For nine months, the World Health Organization treated the Zika virus as an international medical emergency, as is was linked to significant birth defects like microcephaly in over 30 countries. The virus is primarily spread by mosquitoes, but it has also been reported to be sexually transmitted. Deaths are rare, but 20 percent of people infected by the virus develop symptoms including rash, fever, and joint pain.
The head of a WHO emergency committee, Dr. David Heymann, continued to describe the virus as a “significant and enduring” threat. However, the WHO will transition to a more long-term approach against the epidemic, which has expanded to Latin America and the Caribbean. The declaration signaling the end of an emergency state, however, prompted concern by some public health experts. They worry that this declaration may slow down the international response and create the false perception that people are safe.

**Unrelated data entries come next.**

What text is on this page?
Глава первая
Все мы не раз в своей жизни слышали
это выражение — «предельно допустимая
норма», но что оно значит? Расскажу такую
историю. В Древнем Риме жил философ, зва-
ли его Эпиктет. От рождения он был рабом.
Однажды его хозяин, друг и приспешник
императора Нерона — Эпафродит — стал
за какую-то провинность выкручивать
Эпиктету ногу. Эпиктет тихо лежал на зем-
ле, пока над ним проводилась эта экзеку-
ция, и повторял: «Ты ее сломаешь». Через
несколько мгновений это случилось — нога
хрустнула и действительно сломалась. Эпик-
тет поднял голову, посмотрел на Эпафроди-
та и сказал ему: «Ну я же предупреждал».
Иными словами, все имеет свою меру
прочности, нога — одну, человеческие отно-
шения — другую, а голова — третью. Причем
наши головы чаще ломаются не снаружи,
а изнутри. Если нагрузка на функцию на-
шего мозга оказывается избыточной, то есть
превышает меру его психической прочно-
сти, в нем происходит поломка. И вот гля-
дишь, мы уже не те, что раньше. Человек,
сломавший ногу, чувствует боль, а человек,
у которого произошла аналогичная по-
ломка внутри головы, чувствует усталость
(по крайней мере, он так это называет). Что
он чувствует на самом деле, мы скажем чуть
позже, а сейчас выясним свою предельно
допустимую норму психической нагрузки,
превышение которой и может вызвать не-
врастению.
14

Dr. Anthony Fauci, director of the National Institute for Allergy and Infectious Diseases, suggested that the announcement was premature. He questions, “If they pull back on the emergency, they’d better be able to reinstate it. Why not wait a couple of months to see what happens?”
Moreover, Dr. Lawrence Gostin, director of the O’Neill Institute for National and Global Health Law at Georgetown University expressed that while the virus is not lethal nor deforming newborn babies at the rate anticipated, “the international response has been lethargic” and “WHO’s action to call off the global emergency has provided reason for governments and donors to pull back even more.”